Background: Microglia are associated with neuroinflammation, which play a key role in the pathogenesis of neurodegenerative diseases. It has been reported that some quinazolines and quinazolinones possess anti-inflammatory properties. However, the pharmacological properties of certain quinazoline derivatives are still unknown.

Objective: The antioxidant, cytotoxic, and protective effects of a series of synthesized 2- trifluoromethylquinazolines (2, 4, and 5) and quinazolinones (6-8) in lipopolysaccharide (LPS)- murine microglia (BV2) and hydrogen peroxide (H₂O₂)-mouse neuroblastoma-2a (N2a) cells were investigated.

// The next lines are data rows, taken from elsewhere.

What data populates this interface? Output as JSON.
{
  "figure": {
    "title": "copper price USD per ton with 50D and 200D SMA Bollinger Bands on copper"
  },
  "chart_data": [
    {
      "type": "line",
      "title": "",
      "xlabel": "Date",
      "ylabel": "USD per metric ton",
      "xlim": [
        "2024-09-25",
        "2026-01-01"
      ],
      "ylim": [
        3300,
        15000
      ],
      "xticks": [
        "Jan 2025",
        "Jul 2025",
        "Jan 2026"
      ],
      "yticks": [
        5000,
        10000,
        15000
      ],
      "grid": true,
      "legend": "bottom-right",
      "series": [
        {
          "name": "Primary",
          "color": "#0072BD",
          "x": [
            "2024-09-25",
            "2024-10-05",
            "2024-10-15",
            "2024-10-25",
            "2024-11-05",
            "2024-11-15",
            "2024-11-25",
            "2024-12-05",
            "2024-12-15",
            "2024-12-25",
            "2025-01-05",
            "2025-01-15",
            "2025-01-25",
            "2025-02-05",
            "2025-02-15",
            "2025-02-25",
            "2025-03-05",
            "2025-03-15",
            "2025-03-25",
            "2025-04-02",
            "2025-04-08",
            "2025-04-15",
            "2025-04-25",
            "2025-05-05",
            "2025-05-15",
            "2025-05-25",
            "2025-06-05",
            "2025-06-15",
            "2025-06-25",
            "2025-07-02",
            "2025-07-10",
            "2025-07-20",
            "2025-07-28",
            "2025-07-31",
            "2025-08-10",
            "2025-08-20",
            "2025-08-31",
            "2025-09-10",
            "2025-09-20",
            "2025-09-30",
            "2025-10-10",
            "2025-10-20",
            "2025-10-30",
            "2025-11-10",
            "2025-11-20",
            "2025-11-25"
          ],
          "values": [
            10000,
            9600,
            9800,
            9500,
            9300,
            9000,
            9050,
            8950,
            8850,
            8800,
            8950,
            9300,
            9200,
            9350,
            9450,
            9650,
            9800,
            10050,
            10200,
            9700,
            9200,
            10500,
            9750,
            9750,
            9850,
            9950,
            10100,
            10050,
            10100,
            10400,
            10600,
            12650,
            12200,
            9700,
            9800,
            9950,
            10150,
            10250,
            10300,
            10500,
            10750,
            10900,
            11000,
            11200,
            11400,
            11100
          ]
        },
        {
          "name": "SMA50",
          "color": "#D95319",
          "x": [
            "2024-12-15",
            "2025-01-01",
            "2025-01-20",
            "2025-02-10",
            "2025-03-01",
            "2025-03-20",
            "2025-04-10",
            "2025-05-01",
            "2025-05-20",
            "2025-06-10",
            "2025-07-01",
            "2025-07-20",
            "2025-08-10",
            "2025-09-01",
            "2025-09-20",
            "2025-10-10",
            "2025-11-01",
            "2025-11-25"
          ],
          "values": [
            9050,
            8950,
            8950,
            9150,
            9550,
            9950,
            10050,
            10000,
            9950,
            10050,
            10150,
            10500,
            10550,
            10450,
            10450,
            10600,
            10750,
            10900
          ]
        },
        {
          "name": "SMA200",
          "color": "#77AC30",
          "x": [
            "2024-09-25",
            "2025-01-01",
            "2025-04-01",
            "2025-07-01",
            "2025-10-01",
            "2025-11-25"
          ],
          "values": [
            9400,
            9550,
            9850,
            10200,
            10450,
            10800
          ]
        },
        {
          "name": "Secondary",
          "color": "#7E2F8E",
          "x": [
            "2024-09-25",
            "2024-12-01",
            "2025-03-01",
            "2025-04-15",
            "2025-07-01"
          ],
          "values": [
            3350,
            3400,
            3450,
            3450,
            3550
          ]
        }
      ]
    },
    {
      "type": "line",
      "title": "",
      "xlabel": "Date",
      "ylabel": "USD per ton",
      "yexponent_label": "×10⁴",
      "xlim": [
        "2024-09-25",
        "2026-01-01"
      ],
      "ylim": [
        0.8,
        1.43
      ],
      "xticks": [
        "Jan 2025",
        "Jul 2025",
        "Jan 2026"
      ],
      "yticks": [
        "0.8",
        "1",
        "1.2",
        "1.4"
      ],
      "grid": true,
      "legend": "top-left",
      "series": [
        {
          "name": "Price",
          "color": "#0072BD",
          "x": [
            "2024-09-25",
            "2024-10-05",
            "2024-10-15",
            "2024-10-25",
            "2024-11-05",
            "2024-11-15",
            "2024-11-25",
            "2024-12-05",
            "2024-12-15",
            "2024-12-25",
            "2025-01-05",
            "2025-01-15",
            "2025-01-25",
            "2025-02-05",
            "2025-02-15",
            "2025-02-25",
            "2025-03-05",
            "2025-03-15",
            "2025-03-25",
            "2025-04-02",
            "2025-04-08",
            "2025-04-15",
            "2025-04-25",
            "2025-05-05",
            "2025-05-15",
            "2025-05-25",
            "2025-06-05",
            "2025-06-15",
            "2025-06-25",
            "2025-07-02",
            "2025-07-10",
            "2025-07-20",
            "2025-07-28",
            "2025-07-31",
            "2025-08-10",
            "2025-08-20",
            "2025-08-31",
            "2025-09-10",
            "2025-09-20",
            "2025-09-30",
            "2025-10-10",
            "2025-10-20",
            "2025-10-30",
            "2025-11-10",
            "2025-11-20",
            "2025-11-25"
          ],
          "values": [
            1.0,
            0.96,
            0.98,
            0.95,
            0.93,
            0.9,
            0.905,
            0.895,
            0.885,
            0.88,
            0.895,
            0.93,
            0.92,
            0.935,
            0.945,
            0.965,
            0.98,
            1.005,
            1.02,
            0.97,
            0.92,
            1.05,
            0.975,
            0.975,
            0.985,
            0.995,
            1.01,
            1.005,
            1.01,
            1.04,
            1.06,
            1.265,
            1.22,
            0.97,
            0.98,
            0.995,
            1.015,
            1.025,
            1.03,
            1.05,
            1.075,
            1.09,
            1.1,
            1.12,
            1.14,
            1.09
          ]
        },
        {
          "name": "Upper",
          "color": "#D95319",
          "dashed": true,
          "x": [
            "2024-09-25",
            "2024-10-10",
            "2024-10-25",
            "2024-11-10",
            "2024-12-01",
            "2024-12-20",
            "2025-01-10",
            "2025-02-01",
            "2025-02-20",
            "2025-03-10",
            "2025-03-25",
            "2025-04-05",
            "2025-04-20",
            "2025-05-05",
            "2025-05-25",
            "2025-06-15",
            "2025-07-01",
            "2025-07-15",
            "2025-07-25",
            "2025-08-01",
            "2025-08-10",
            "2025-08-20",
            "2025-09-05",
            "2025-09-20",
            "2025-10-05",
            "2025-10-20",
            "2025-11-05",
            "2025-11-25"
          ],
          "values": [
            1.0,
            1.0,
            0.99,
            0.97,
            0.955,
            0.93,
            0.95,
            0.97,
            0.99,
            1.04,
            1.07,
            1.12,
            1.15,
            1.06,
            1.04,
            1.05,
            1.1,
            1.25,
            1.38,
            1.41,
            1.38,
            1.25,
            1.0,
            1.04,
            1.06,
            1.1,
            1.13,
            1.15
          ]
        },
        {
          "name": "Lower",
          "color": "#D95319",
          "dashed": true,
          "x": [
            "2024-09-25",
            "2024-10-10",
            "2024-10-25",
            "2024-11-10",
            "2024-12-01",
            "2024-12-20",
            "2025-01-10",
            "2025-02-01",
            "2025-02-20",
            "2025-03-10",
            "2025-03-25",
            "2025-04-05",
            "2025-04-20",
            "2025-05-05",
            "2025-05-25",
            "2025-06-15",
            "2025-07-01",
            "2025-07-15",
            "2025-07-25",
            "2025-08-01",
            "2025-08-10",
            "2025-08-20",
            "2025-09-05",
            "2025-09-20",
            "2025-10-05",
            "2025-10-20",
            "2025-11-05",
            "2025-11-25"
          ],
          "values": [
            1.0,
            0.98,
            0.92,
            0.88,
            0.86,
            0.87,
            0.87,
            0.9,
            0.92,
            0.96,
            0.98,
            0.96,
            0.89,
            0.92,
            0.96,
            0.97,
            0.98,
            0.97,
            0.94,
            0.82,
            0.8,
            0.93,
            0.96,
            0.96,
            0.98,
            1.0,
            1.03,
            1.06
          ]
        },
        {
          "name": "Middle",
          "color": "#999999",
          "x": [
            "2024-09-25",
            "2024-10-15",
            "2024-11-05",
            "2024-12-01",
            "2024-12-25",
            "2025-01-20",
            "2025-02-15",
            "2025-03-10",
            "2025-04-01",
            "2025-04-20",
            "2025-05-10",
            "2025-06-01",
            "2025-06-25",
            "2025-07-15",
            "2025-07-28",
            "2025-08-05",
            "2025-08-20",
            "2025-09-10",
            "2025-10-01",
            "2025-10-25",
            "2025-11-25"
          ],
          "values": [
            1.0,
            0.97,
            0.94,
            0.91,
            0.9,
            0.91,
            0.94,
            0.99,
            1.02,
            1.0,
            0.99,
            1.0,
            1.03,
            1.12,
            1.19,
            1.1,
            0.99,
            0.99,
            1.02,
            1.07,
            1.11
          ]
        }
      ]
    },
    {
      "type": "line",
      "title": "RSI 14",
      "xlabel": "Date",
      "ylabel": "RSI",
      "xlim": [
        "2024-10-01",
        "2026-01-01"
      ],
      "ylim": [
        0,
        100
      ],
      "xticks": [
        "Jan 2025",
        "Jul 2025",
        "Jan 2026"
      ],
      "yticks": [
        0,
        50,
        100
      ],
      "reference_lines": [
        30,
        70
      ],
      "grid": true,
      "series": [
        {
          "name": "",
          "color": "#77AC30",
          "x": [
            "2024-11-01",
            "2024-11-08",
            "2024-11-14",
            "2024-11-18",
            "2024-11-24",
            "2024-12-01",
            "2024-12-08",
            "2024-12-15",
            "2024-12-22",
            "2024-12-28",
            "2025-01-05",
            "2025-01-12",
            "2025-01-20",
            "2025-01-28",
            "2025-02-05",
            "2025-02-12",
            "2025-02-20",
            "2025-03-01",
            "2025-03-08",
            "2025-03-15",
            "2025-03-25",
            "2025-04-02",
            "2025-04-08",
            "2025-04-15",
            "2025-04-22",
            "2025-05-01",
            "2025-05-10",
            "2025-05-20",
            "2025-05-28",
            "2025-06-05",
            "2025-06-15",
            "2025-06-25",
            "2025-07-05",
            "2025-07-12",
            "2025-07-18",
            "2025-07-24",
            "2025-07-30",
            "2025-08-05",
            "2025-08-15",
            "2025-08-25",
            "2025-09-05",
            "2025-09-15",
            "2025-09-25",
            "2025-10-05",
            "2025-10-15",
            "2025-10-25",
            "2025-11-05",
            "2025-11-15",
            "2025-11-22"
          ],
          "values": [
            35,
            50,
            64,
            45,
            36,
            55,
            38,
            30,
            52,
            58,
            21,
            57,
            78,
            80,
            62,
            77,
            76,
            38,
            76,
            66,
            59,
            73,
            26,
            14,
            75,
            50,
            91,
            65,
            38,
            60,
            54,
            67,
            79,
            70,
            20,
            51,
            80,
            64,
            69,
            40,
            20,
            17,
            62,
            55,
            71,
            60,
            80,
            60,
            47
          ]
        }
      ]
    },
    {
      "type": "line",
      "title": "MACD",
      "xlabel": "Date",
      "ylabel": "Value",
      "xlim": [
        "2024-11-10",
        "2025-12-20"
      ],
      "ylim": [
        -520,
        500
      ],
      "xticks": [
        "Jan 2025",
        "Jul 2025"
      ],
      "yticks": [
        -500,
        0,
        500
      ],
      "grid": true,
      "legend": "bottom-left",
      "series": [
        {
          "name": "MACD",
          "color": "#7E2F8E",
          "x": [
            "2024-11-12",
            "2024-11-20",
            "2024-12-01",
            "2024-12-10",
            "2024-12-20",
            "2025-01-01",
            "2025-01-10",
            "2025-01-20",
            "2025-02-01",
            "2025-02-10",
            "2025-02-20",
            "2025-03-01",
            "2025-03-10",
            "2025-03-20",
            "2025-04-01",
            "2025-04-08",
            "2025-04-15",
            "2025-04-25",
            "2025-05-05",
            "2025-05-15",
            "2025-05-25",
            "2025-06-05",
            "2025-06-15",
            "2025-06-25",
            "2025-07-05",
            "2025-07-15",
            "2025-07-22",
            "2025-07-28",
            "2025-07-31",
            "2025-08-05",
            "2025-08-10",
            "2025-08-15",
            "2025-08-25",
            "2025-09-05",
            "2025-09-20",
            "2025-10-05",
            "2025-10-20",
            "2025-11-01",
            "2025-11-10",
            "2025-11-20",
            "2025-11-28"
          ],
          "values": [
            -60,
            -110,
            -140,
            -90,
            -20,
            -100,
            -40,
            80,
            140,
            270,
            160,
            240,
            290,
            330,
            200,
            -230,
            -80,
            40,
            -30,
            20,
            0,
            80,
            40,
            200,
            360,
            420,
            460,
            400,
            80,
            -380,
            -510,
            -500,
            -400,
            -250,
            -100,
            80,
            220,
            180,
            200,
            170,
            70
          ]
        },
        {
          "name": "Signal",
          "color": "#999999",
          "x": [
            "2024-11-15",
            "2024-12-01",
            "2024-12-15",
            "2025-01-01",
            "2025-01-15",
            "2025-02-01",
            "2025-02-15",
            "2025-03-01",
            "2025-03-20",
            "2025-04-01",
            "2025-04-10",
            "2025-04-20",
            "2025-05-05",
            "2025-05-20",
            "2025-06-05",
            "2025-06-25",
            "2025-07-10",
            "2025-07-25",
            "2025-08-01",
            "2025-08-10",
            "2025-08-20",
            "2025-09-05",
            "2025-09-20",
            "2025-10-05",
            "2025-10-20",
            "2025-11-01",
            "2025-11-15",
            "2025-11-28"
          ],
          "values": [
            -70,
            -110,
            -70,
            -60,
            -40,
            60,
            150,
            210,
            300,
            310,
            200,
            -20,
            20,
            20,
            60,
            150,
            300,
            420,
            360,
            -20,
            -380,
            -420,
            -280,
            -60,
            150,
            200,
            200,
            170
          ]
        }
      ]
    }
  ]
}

Method: The antioxidant activity of synthesized compounds was evaluated with ABTS and DPPH assays. The cytotoxic activities were determined by MTS assay in BV2 and N2a cells. The production of nitric oxide (NO) in LPS-induced BV2 microglia cells was quantified.

Results: The highest ABTS and DPPH scavenging activities were observed for compound 8 with 87.7% of ABTS scavenge percentage and 54.2% DPPH inhibition. All compounds were noncytotoxic in BV2 and N2a cells at 5 and 50 μg/mL. The compounds which showed the highest protective effects in LPS-induced BV2 and H₂O₂-induced N2a cells were 5 and 7. All tested compounds, except 4, also reduced NO production at concentrations of 50 μg/mL. The quinazolinone series 6-8 exhibited the highest percentage of NO reduction, ranging from 38 to 60%. Compounds 5 and 8 possess balanced antioxidant and protective properties against LPS- and H₂O₂-induced cell death, thus showing great potential to be developed into anti-inflammatory and neuroprotective agents.

Conclusion: Compounds 5 and 7 were able to protect the BV2 and N2a cells against LPS and H₂O₂ toxicity, respectively, at a low concentration (5 μg/mL). Compounds 6-8 showed potent reduction of NO production in BV2 cells.

背景：小胶质细胞与神经炎症有关，神经炎症在神经退行性疾病的发病机制中起关键作用。据报道，一些喹唑啉和喹唑啉酮具有抗炎特性。然而，某些喹唑啉衍生物的药理特性仍然未知。

目的：一系列合成的 2-三氟甲基喹唑啉（2、4 和 5）和喹唑啉酮（6-8）在脂多糖 (LPS)-鼠小胶质细胞 (BV2) 和过氧化氢 (H ₂ ) 中的抗氧化、细胞毒性和保护作用研究了 O ₂ )-小鼠神经母细胞瘤-2a (N2a) 细胞。

方法：通过 ABTS 和 DPPH 测定评估合成化合物的抗氧化活性。BV2和N2a细胞中的细胞毒活性通过MTS测定确定。量化 LPS 诱导的 BV2 小胶质细胞中一氧化氮 (NO) 的产生。

结果： 化合物 8 的 ABTS 和 DPPH 清除活性最高，ABTS 清除百分比为 87.7%，DPPH 抑制率为 54.2%。所有化合物在 5 和 50 μg/mL 时在 BV2 和 N2a 细胞中均无细胞毒性。在 LPS 诱导的 BV2 和 H ₂ O ₂诱导的 N2a 细胞中显示出最高保护作用的化合物是 5 和 7。所有测试的化合物，除了 4，还在 50 μg/mL 的浓度下减少了 NO 的产生。喹唑啉酮系列 6-8 表现出最高的 NO 还原百分比，范围从 38% 到 60%。化合物 5 和 8 对 LPS- 和 H ₂ O ₂具有平衡的抗氧化和保护性能诱导细胞死亡，因此显示出开发成抗炎和神经保护剂的巨大潜力。

结论：化合物5和7能够在低浓度(5 μg/mL)下分别保护BV2和N2a细胞免受LPS和H ₂ O ₂毒性。化合物 6-8 显示出 BV2 细胞中 NO 产生的有效减少。